Para fazer frente ao etarismo, a OMS propõe primeiro trabalhar para desfazer a associação entre velhice e doença. Os dados comprovam o equívoco: no Brasil, 75% da população brasileira idosa é autônoma. “Isso não quer dizer que muitas pessoas mais velhas não tenham condições crônicas, e sim que, independente disso, elas vivem de forma autônoma, se cuidam, cuidam do seu entorno e muitas vezes sustentam a família”, observa Yeda.

No plano da OMS, o segundo eixo envolve construir serviços sociais e de saúde que incluam as pessoas idosas, respeitando suas diferenças. Em alguns países, já foram aprovadas leis e políticas específicas para ajudar no combate ao etarismo.
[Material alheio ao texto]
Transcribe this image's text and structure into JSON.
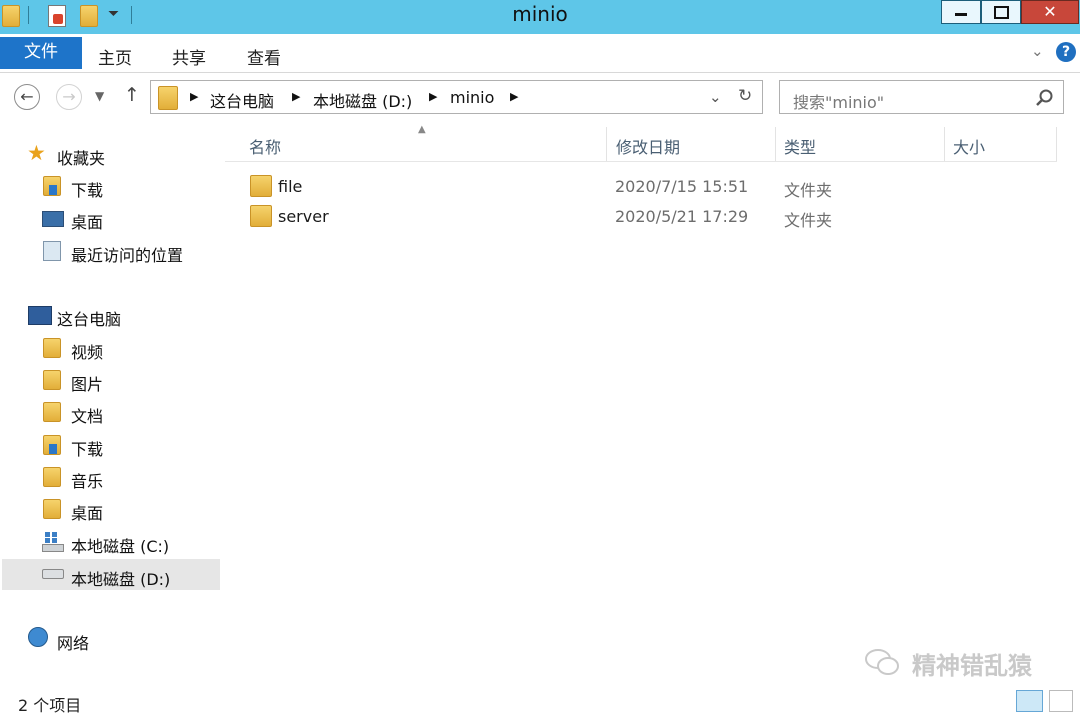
{
  "window": {
    "title": "minio"
  },
  "ribbon": {
    "file_tab": "文件",
    "tabs": [
      "主页",
      "共享",
      "查看"
    ]
  },
  "address": {
    "crumbs": [
      "这台电脑",
      "本地磁盘 (D:)",
      "minio"
    ],
    "search_placeholder": "搜索\"minio\""
  },
  "sidebar": {
    "favorites_header": "收藏夹",
    "favorites": [
      "下载",
      "桌面",
      "最近访问的位置"
    ],
    "pc_header": "这台电脑",
    "pc_items": [
      "视频",
      "图片",
      "文档",
      "下载",
      "音乐",
      "桌面",
      "本地磁盘 (C:)",
      "本地磁盘 (D:)"
    ],
    "network": "网络"
  },
  "columns": {
    "name": "名称",
    "modified": "修改日期",
    "type": "类型",
    "size": "大小"
  },
  "files": [
    {
      "name": "file",
      "modified": "2020/7/15 15:51",
      "type": "文件夹",
      "size": ""
    },
    {
      "name": "server",
      "modified": "2020/5/21 17:29",
      "type": "文件夹",
      "size": ""
    }
  ],
  "status": {
    "count": "2 个项目"
  },
  "watermark": "精神错乱猿",
  "colors": {
    "titlebar": "#5ec6e8",
    "file_tab": "#1e74c9",
    "selected_nav": "#e6e6e6"
  }
}
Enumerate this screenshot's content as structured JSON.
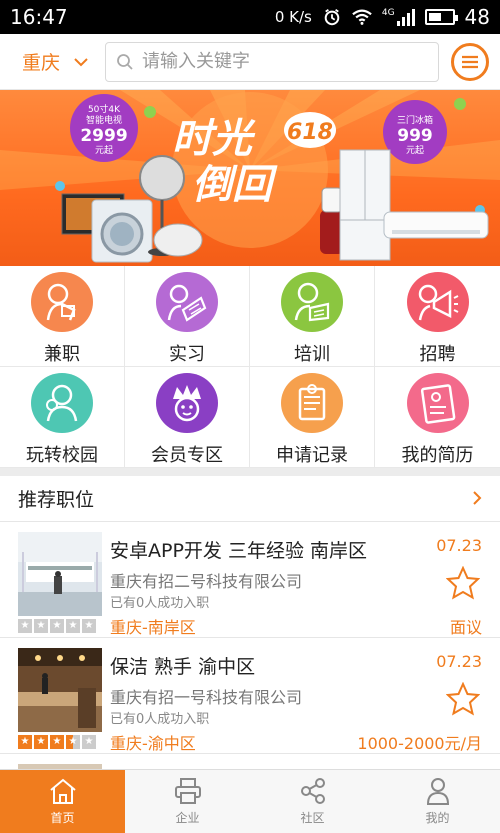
{
  "status": {
    "time": "16:47",
    "net_speed": "0 K/s",
    "network": "4G",
    "battery": "48"
  },
  "header": {
    "city": "重庆",
    "search_placeholder": "请输入关键字"
  },
  "banner": {
    "left_badge": [
      "50寸4K",
      "智能电视",
      "2999",
      "元起"
    ],
    "headline_top": "时光",
    "headline_bottom": "倒回",
    "promo": "618",
    "right_badge": [
      "三门冰箱",
      "999",
      "元起"
    ]
  },
  "grid": [
    {
      "label": "兼职",
      "color": "#f6874e"
    },
    {
      "label": "实习",
      "color": "#b56ad4"
    },
    {
      "label": "培训",
      "color": "#8bc640"
    },
    {
      "label": "招聘",
      "color": "#f25a6a"
    },
    {
      "label": "玩转校园",
      "color": "#4ec7b3"
    },
    {
      "label": "会员专区",
      "color": "#8a3fc4"
    },
    {
      "label": "申请记录",
      "color": "#f6a04d"
    },
    {
      "label": "我的简历",
      "color": "#f36a8b"
    }
  ],
  "recommend": {
    "title": "推荐职位",
    "arrow": "›"
  },
  "jobs": [
    {
      "title": "安卓APP开发 三年经验 南岸区",
      "company": "重庆有招二号科技有限公司",
      "count": "已有0人成功入职",
      "location": "重庆-南岸区",
      "date": "07.23",
      "salary": "面议",
      "rating": 0
    },
    {
      "title": "保洁 熟手 渝中区",
      "company": "重庆有招一号科技有限公司",
      "count": "已有0人成功入职",
      "location": "重庆-渝中区",
      "date": "07.23",
      "salary": "1000-2000元/月",
      "rating": 3.5
    }
  ],
  "tabs": [
    {
      "label": "首页",
      "icon": "home-icon",
      "active": true
    },
    {
      "label": "企业",
      "icon": "printer-icon",
      "active": false
    },
    {
      "label": "社区",
      "icon": "share-icon",
      "active": false
    },
    {
      "label": "我的",
      "icon": "user-icon",
      "active": false
    }
  ]
}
É o caso do Protocolo dos Direitos das Pessoas Idosas na África, que garante cobertura de acesso à saúde, direito ao emprego e proteção social. Em 2017, países da América Latina também ratificaram uma convenção sobre proteção dos direitos humanos dos idosos. 

No Brasil, desde 1994 existe a Política Nacional do Idoso, que proíbe a discriminação e determina o acesso à assistência de saúde, além de defender a criação de programas educacionais sobre o envelhecimento no ensino formal. Embora contabilize avanços, há um longo caminho a se percorrer, como explica a gerontóloga Yeda Duarte: “O que se defende é que todas as faculdades ligadas à área social e de saúde tenham conteúdos de geriatria em seu currículo básico, assim como possuem de pediatria e obstetrícia. Conseguimos avançar nesse sentido, mas não existe uma uniformização”. 

Além do ensino para os profissionais da saúde, a OMS defende um combate amplo ao etarismo por meio das intervenções para todas as idades. Como qualquer outro preconceito, a discriminação contra os mais velhos se perpetua porque é incentivada desde cedo.

“Não podemos tratar os idosos como crianças. Eles têm suas próprias características, e todos merecem respeito e inclusão”, resume Yeda.